Microsoft has researched quantum computing for more than a decade. Now the company's goal is to put the theory to work and create actual hardware and software.
To that effect, Microsoft has put Todd Holmdahl -- who was involved in the development of Kinect, HoloLens, and Xbox -- to lead the effort to create quantum hardware and software. The company has also hired four prominent university professors to contribute to the company's research.
Quantum computers, in theory, can significantly outperform today's supercomputers. The ultimate goal is to create universal quantum computers that can run all existing programs and conduct a wide range of calculations, much like today's computers. Early quantum computers can be used to run only a limited number of applications.
Companies like IBM, D-Wave and Google are researching quantum computing. IBM researchers have said a universal quantum computer is still decades out, so their focus is on creating hardware targeted at solving specific problems.
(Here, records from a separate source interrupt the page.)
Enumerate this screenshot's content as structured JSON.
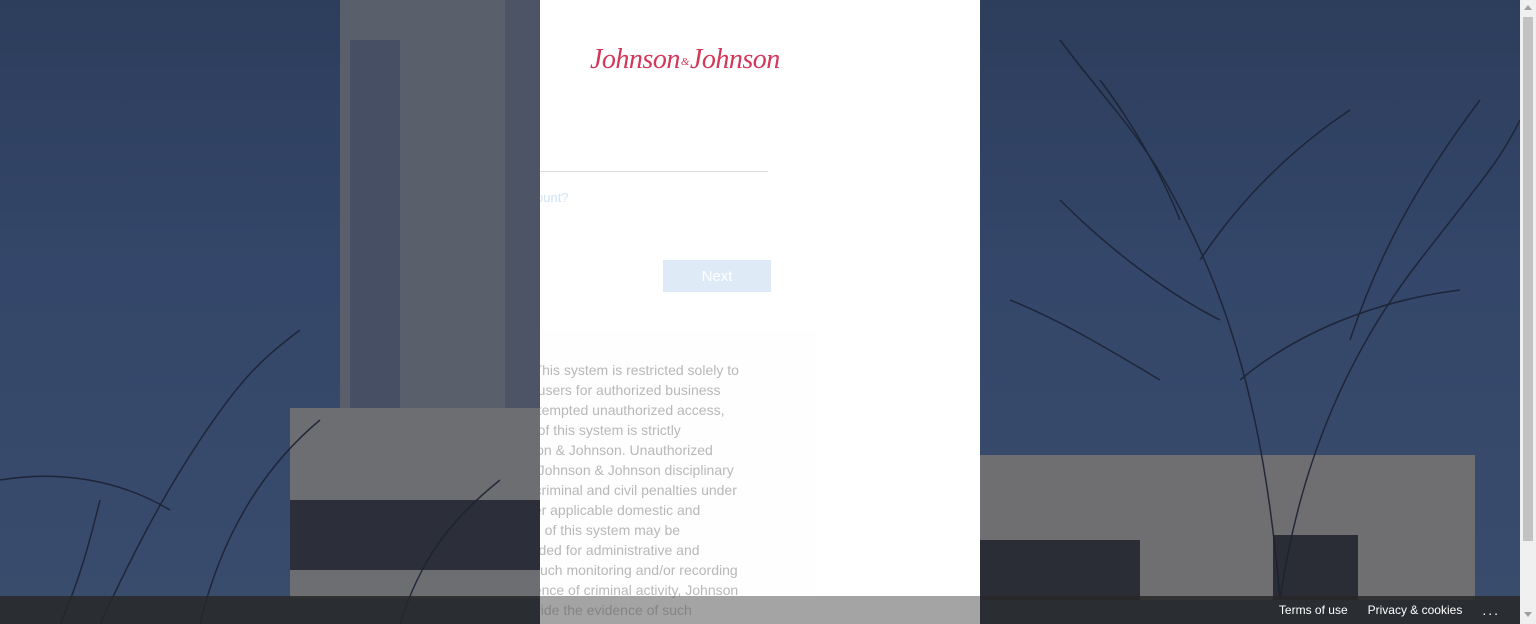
{
  "brand": {
    "logo_left": "Johnson",
    "logo_amp": "&",
    "logo_right": "Johnson",
    "logo_color": "#d3375a"
  },
  "signin": {
    "account_link": "ount?",
    "next_label": "Next"
  },
  "notice_lines": [
    ": This system is restricted solely to",
    "n users for authorized business",
    " attempted unauthorized access,",
    "n of this system is strictly",
    "lson & Johnson. Unauthorized",
    "o Johnson & Johnson disciplinary",
    "r criminal and civil penalties under",
    "her applicable domestic and",
    "se of this system may be",
    "orded for administrative and",
    "l such monitoring and/or recording",
    "dence of criminal activity, Johnson",
    "ovide the evidence of such"
  ],
  "footer": {
    "terms_label": "Terms of use",
    "privacy_label": "Privacy & cookies",
    "more_label": "..."
  },
  "icons": {
    "more": "more-options-icon",
    "scroll_up": "scroll-up-arrow-icon",
    "scroll_down": "scroll-down-arrow-icon"
  },
  "colors": {
    "next_button_bg": "#deebf7",
    "link_color": "#cfe3f6",
    "background_tint": "#2d3d5c"
  }
}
D-Wave and IBM have created quantum computers based on different theories, and the companies have bashed each other's designs. D-Wave is trying to get more programmers to test its hardware so it can be used for more applications.
It's not known when Microsoft's quantum hardware will come out. Like others, Microsoft will have to make quantum circuits on which it can test applications and tackle issues like error correction, fault tolerance and gating. Practical hardware will be released only after a number of quantum computing issues are resolved. But Microsoft is already offering a simulation of quantum computers via a software toolkit.
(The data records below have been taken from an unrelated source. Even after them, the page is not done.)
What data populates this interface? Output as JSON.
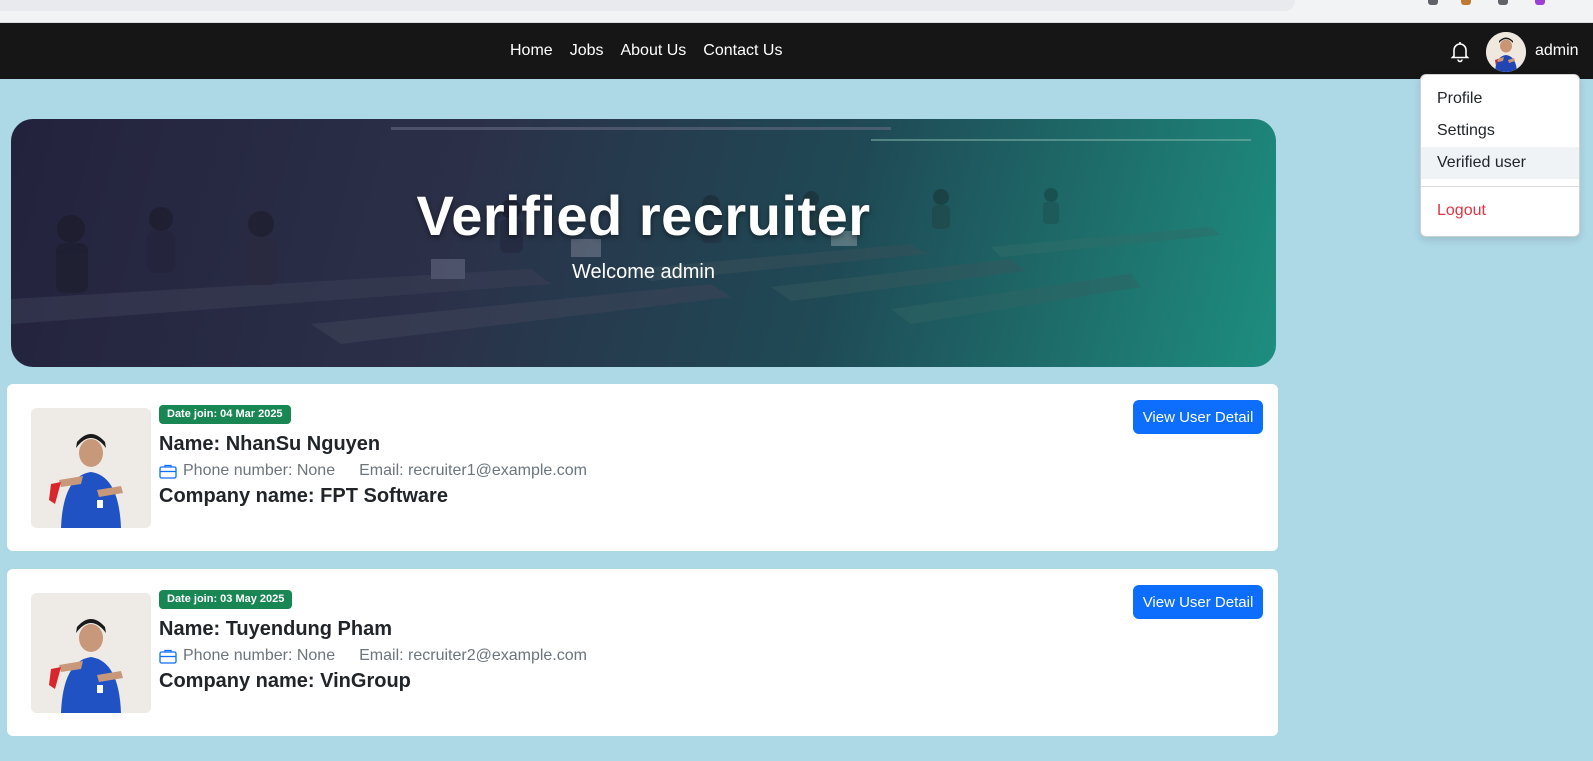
{
  "nav": {
    "links": [
      "Home",
      "Jobs",
      "About Us",
      "Contact Us"
    ],
    "username": "admin"
  },
  "dropdown": {
    "items": [
      "Profile",
      "Settings",
      "Verified user"
    ],
    "logout": "Logout",
    "active_item": "Verified user"
  },
  "hero": {
    "title": "Verified recruiter",
    "subtitle": "Welcome admin"
  },
  "recruiters": [
    {
      "date_join": "Date join: 04 Mar 2025",
      "name": "Name: NhanSu Nguyen",
      "phone": "Phone number: None",
      "email": "Email: recruiter1@example.com",
      "company": "Company name: FPT Software",
      "button": "View User Detail"
    },
    {
      "date_join": "Date join: 03 May 2025",
      "name": "Name: Tuyendung Pham",
      "phone": "Phone number: None",
      "email": "Email: recruiter2@example.com",
      "company": "Company name: VinGroup",
      "button": "View User Detail"
    }
  ],
  "colors": {
    "page_bg": "#add8e6",
    "navbar_bg": "#161616",
    "badge_green": "#198754",
    "primary_blue": "#0d6efd",
    "logout_red": "#dc3545"
  },
  "icons": [
    "bell-icon",
    "briefcase-icon",
    "avatar"
  ]
}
Conventional computers represent data in the forms of 1s and 0s, but quantum computers are far more complex. At the center of quantum computers are qubits, which can harness the laws of quantum mechanics to achieve various states. A qubit can hold a one and zero simultaneously and expand to states beyond that.
Qubits allow quantum computers to calculate in parallel, making them more powerful than today's fastest computers. But qubits can be fragile, and interference from matter or electromagnetic radiation can wreck a calculation.
Researchers at Microsoft are working on an entirely new topological quantum computer, which uses exotic materials to limit errors. There are still questions about the viability of such materials and outcomes, so it could take a long time for Microsoft to make practical quantum circuits.
Interest in quantum computing is growing as it becomes difficult to manufacture smaller chips to speed up PCs and servers. Neuromorphic chips and quantum circuits represent a way to move computing into the future.
Microsoft's new hires include Leo Kouwenhoven, a professor at the Delft University of Technology in the Netherlands; Charles Marcus, a professor at the University of Copenhagen; Matthias Troyer, a professor at ETH Zurich; and David Reilly, a professor at the University of Sydney in Australia. All of them are retaining their professor titles.